Il Sole alta leva la sua luce; la notte non è più,
ma non il tuo Amore, non il tuo Amore,
non la preghiera delle mie mani nelle tue,
non la preghiera delle tue mani nelle mie

Krónos

Tu, tu mi assicuri che,
che questi tasti bianchi,
fra intervalli di nero,
potrebbero suonare in eterno
un jazz o un tango?

Che notte, che notte!
Stramazzano al suolo
due bianchi cavalli
per troppa stanchezza
sconvolti.
Disperato il loro nitrito
nel cavo della notte,
ché l’alba del nuovo dì
non la vedranno.

Così il morire,
vivere il tempo.

Solitario

Ed eccolo, il Solitario!
Stanco muove il passo
e seco lo porta al più vicino
fumante camino.

Mira in cielo le nuvole
e il fumo stendere il suo velo:
preoccupato alita un fumetto,
ma tosto lo fa suo diletto
e prende risata rilassata,
che oltre i confini del mondo
e dei suoi bassi fini s’invola.

E leggero riprende il cammino,
accompagnato dal passo che sa.
E a Dio l’avvicina ogni miglio,
fino al suo destino!

Luce

Luce mi donasti, il suo favore,
tremando il cuore, respingendo il dolore
a dispetto della stanchezza sulle spalle;
e così t’amai per la tua nobiltà d’animo.

Eri lì, a me accanto, nel mio mondo:
t’abbracciai molte e molte volte.
T’addormentasti poi al mio fianco.
E più non accusai d’esser stanco.

Informazioni su Iannozzi Giuseppe

Iannozzi Giuseppe - giornalista, scrittore, critico letterario - racconti, poesie, recensioni, servizi editoriali.
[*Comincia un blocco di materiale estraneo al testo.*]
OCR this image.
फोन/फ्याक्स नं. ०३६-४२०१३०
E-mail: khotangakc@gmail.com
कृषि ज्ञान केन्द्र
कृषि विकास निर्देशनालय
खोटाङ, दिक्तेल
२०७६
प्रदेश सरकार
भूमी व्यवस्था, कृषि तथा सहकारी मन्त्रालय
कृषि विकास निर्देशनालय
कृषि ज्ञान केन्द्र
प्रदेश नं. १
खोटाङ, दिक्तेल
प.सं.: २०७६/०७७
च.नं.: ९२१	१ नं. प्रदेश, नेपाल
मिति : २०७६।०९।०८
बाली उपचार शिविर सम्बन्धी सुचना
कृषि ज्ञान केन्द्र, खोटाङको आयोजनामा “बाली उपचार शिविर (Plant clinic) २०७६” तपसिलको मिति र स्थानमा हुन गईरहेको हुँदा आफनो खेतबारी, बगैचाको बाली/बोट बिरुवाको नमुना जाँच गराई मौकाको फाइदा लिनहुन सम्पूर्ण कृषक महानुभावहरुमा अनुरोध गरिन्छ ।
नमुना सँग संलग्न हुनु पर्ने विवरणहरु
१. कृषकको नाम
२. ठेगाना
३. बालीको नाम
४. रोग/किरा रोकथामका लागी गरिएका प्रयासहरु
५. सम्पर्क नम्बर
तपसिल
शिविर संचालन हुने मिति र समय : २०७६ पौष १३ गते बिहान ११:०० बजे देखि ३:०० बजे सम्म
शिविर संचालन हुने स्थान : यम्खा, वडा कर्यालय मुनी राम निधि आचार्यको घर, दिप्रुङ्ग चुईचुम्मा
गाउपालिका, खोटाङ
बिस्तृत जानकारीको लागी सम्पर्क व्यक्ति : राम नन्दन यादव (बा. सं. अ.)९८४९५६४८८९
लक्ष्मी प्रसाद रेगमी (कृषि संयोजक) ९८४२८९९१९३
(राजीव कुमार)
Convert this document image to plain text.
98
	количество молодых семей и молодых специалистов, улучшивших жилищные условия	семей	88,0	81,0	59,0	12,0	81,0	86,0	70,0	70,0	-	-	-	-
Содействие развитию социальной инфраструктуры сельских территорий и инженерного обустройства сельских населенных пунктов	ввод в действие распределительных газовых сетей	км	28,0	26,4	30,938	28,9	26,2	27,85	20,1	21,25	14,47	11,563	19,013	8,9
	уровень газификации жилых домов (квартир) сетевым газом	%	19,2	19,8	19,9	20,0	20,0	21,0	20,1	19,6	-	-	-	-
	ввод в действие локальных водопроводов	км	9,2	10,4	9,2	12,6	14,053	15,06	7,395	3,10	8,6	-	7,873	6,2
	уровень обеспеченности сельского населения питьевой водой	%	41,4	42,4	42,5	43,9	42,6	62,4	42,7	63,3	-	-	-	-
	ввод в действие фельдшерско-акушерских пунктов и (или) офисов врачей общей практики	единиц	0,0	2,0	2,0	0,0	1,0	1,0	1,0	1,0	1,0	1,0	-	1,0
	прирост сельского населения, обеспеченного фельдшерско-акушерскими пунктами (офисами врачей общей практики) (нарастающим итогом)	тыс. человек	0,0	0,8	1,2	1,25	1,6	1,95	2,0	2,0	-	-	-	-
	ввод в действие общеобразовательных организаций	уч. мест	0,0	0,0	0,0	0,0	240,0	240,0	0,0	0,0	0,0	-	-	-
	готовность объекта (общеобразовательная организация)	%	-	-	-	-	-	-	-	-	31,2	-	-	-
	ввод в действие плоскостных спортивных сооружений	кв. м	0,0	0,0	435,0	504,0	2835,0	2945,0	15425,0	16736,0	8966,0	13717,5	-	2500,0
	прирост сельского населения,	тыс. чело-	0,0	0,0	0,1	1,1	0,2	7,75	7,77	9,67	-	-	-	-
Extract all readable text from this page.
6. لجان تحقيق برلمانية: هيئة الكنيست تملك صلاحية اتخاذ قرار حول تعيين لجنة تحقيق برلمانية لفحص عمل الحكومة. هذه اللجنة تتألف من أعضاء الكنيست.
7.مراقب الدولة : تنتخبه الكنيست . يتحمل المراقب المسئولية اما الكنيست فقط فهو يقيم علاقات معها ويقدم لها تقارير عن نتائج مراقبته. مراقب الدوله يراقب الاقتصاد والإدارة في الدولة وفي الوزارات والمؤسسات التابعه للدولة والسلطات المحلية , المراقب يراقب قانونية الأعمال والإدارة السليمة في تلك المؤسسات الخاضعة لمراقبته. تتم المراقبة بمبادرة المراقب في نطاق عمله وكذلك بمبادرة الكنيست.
PUBBLICAZIONI; Il male peggiore. (Edizioni Il Foglio, 2017) Donne e parole (Edizioni il Foglio, 2017) Bukowski, racconta (Edizioni il Foglio, 2016) La lebbra (Edizioni Il Foglio, 2014) La cattiva strada (Cicorivolta, 2014) L'ultimo segreto di Nietzsche (Cicorivolta, 2013) Angeli caduti (Cicorivolta, 2012)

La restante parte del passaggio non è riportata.